Guest post by IDC Group Vice President Michael Fauscette
The discussion of how businesses can use the concepts, tools and processes that have emerged from the social web is getting louder, and it’s an important issue that many businesses are trying to sort out. Social business and particularly enterprise social networks (ESN), offer some important benefits and in fact, companies that are using ESN’s are reporting many diverse business benefits and advantages. For businesses that are using social technologies, many began as experiments with some grass roots efforts by a small part of the business, and were targeted at very specific needs / issues. More often than not, these early efforts are “under the radar”, and are not sanctioned by IT. They’re started by employees trying to solve a problem in the best way they can, when the tools provided by the business are not sufficient for some reason. Employees feel empowered to take action (that’s a good thing), and often have unmet expectations around enterprise tools growing out of the “consumerization of IT” trend. The “bad” side of this though, is the potential risk for the business around security, compliance and intellectual property (IP) protection.
I’ve talked with many CIO’s and IT managers who feel like they are under attack by employees that are unhappy with enterprise systems and tools and who expect the world of work to mimic the online experiences of their personal interactions. They want tablet computing devices and smartphones that are currently not supported by IT, so they just “bring their own” and put the devices on the network themselves. Face it, this is a tech savvy workforce, and that savvy is growing every day. When they use software they expect the experience to be simple, straightforward and efficient. A lot of enterprise software is getting “long in the tooth” and the user experience (UX) is 20+ years old. The software still works and does a good enough job, but employees don’t want to use it. So what’s the IT organization to do?

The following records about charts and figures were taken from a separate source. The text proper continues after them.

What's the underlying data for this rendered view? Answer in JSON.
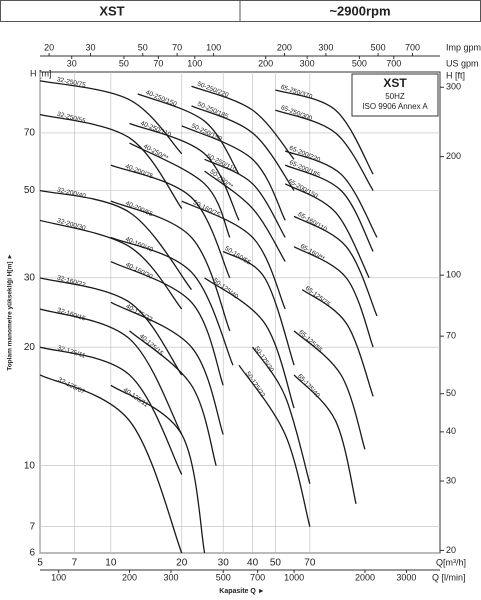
{
  "chart_data": {
    "type": "line",
    "model": "XST",
    "speed": "~2900rpm",
    "legend_box": {
      "title": "XST",
      "frequency": "50HZ",
      "standard": "ISO 9906 Annex A"
    },
    "xlabel": "Q[m³/h]",
    "ylabel": "H\n[m]",
    "y_axis_title": "Toplam manometre yüksekliği H[m] ►",
    "x_axis_title": "Kapasite Q ►",
    "log_x": true,
    "log_y": true,
    "grid": true,
    "xlim": [
      5,
      250
    ],
    "xticks": [
      5,
      7,
      10,
      20,
      30,
      40,
      50,
      70
    ],
    "ylim": [
      6,
      100
    ],
    "yticks": [
      6,
      7,
      10,
      20,
      30,
      50,
      70
    ],
    "y2label": "H [ft]",
    "y2lim": [
      19.7,
      328
    ],
    "y2ticks": [
      20,
      30,
      40,
      50,
      70,
      100,
      200,
      300
    ],
    "x_lmin_label": "Q [l/min]",
    "x_lmin_lim": [
      83.3,
      4167
    ],
    "x_lmin_ticks": [
      100,
      200,
      300,
      500,
      700,
      1000,
      2000,
      3000
    ],
    "x_imp_label": "Imp gpm",
    "x_imp_lim": [
      18.3,
      916
    ],
    "x_imp_ticks": [
      20,
      30,
      50,
      70,
      100,
      200,
      300,
      500,
      700
    ],
    "x_us_label": "US gpm",
    "x_us_lim": [
      22,
      1100
    ],
    "x_us_ticks": [
      30,
      50,
      70,
      100,
      200,
      300,
      500,
      700
    ],
    "color": "#1a1a1a",
    "series": [
      {
        "name": "32-250/75",
        "x": [
          5,
          12,
          20
        ],
        "y": [
          95,
          85,
          62
        ]
      },
      {
        "name": "32-250/55",
        "x": [
          5,
          12,
          20
        ],
        "y": [
          78,
          68,
          45
        ]
      },
      {
        "name": "32-200/40",
        "x": [
          5,
          12,
          22
        ],
        "y": [
          50,
          44,
          28
        ]
      },
      {
        "name": "32-200/30",
        "x": [
          5,
          12,
          20
        ],
        "y": [
          42,
          36,
          25
        ]
      },
      {
        "name": "32-160/22",
        "x": [
          5,
          12,
          20
        ],
        "y": [
          30,
          26,
          17
        ]
      },
      {
        "name": "32-160/15",
        "x": [
          5,
          12,
          20
        ],
        "y": [
          25,
          21,
          12
        ]
      },
      {
        "name": "32-125/11",
        "x": [
          5,
          12,
          20
        ],
        "y": [
          20,
          17,
          9.5
        ]
      },
      {
        "name": "32-125/07",
        "x": [
          5,
          12,
          20
        ],
        "y": [
          17,
          13,
          6
        ]
      },
      {
        "name": "40-250/150",
        "x": [
          13,
          25,
          35
        ],
        "y": [
          88,
          75,
          55
        ]
      },
      {
        "name": "40-250/110",
        "x": [
          12,
          25,
          35
        ],
        "y": [
          74,
          62,
          42
        ]
      },
      {
        "name": "40-250/**",
        "x": [
          12,
          25,
          32
        ],
        "y": [
          66,
          52,
          38
        ]
      },
      {
        "name": "40-200/75",
        "x": [
          10,
          22,
          32
        ],
        "y": [
          58,
          48,
          30
        ]
      },
      {
        "name": "40-200/55",
        "x": [
          10,
          22,
          32
        ],
        "y": [
          47,
          38,
          22
        ]
      },
      {
        "name": "40-160/40",
        "x": [
          10,
          22,
          33
        ],
        "y": [
          38,
          31,
          18
        ]
      },
      {
        "name": "40-160/30",
        "x": [
          10,
          22,
          30
        ],
        "y": [
          33,
          26,
          16
        ]
      },
      {
        "name": "40-125/22",
        "x": [
          10,
          22,
          30
        ],
        "y": [
          26,
          20,
          12
        ]
      },
      {
        "name": "40-125/15",
        "x": [
          12,
          22,
          28
        ],
        "y": [
          22,
          16,
          10
        ]
      },
      {
        "name": "40-125/11",
        "x": [
          10,
          20,
          25
        ],
        "y": [
          16,
          12,
          6
        ]
      },
      {
        "name": "50-250/220",
        "x": [
          22,
          40,
          60
        ],
        "y": [
          92,
          80,
          60
        ]
      },
      {
        "name": "50-250/185",
        "x": [
          22,
          40,
          60
        ],
        "y": [
          82,
          70,
          50
        ]
      },
      {
        "name": "50-250/150",
        "x": [
          20,
          40,
          55
        ],
        "y": [
          73,
          60,
          42
        ]
      },
      {
        "name": "50-250/110",
        "x": [
          25,
          40,
          55
        ],
        "y": [
          60,
          52,
          38
        ]
      },
      {
        "name": "50-200/**",
        "x": [
          25,
          40,
          55
        ],
        "y": [
          56,
          45,
          33
        ]
      },
      {
        "name": "50-160/75",
        "x": [
          20,
          40,
          55
        ],
        "y": [
          47,
          38,
          25
        ]
      },
      {
        "name": "50-160/55",
        "x": [
          30,
          45,
          60
        ],
        "y": [
          35,
          30,
          18
        ]
      },
      {
        "name": "50-125/40",
        "x": [
          25,
          45,
          60
        ],
        "y": [
          30,
          23,
          14
        ]
      },
      {
        "name": "50-125/30",
        "x": [
          40,
          55,
          70
        ],
        "y": [
          20,
          15,
          9
        ]
      },
      {
        "name": "50-125/22",
        "x": [
          35,
          55,
          70
        ],
        "y": [
          18,
          12,
          7
        ]
      },
      {
        "name": "65-250/370",
        "x": [
          50,
          90,
          130
        ],
        "y": [
          90,
          80,
          55
        ]
      },
      {
        "name": "65-250/300",
        "x": [
          50,
          90,
          130
        ],
        "y": [
          80,
          70,
          50
        ]
      },
      {
        "name": "65-200/220",
        "x": [
          55,
          95,
          135
        ],
        "y": [
          63,
          55,
          38
        ]
      },
      {
        "name": "65-200/185",
        "x": [
          55,
          95,
          130
        ],
        "y": [
          58,
          50,
          35
        ]
      },
      {
        "name": "65-200/150",
        "x": [
          55,
          90,
          125
        ],
        "y": [
          52,
          44,
          30
        ]
      },
      {
        "name": "65-160/110",
        "x": [
          60,
          100,
          135
        ],
        "y": [
          43,
          36,
          24
        ]
      },
      {
        "name": "65-160/**",
        "x": [
          60,
          100,
          130
        ],
        "y": [
          36,
          30,
          20
        ]
      },
      {
        "name": "65-125/75",
        "x": [
          65,
          100,
          130
        ],
        "y": [
          28,
          23,
          15
        ]
      },
      {
        "name": "65-125/55",
        "x": [
          60,
          95,
          120
        ],
        "y": [
          22,
          17,
          11
        ]
      },
      {
        "name": "65-125/40",
        "x": [
          60,
          90,
          110
        ],
        "y": [
          17,
          13,
          8
        ]
      }
    ]
  }
}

IT has to be involved in assisting the business to get new social and collaborative tools in place, that much is absolutely clear. For businesses to be successful with social tools and the accompanying cultural change, IT needs to become a business partner to ensure that the tools that are put in place are secure, scalable, enterprise ready software and that the implementation of the tools, including change management, is successfully executed. The opportunity to be involved at both the strategic level and the tactical execution level of building a social business is very important for corporate IT. With IT involved the business can be sure that all of the important concerns around the selection and deployment of an ESN are considered. This includes:
- Security and compliance
- Mobile capabilities
- Decision support / analytics
- User experience
- User adoption
The potential benefits of a fully deployed ESN are high and critical for businesses, but without IT involvement the risk is great. At the same time, IT can’t be seen as a roadblock to progress, particularly around ESN’s and collaboration. Many of the collaboration tools that were deployed by IT in the past were very file centric and all about controlling information. In the new paradigm the tools must be people-centric and facilitate knowledge sharing. If your collaboration tools are not built around the new approach they are not sufficient to meet todays business challenges and your employees are likely circumventing the tools and IT oversight to get their jobs done.
Blocking access to public social tools and networks also isn’t a viable option, even tough I see IT organizations try and enforce bans. In a world where almost every employee has a smartphone in his/her pocket, there’s really no way to shut off access. Instead IT should help the business develop reasonable policies, train employees and help sort out the real needs of the business around social.
IT can and should be an important partner to the business users in working out an enterprise social strategy. As a partner it’s much easier to solve the other risk issues while meeting the needs of the business.
Michael Fauscette leads IDC’s Software Business Solutions Group, which encompasses research and consulting in enterprise software applications including ERP, SCM, CRM, PLM, collaboration and social applications, software partner and alliance ecosystems, open source software, software vendor business models, SaaS and cloud computing, and software pricing and licensing. He also provides thought leadership in the area of social applications and the transition to the social business.
Prior to joining IDC Mr. Fauscette held senior consulting and services roles with seven software vendors including Autodesk, Inc., PeopleSoft, Inc. and MRO, Inc. Mr. Fauscette graduated with special honors from Jacksonville State University with a BA in Sociology and History and with honors from Widener University with a MS in Business.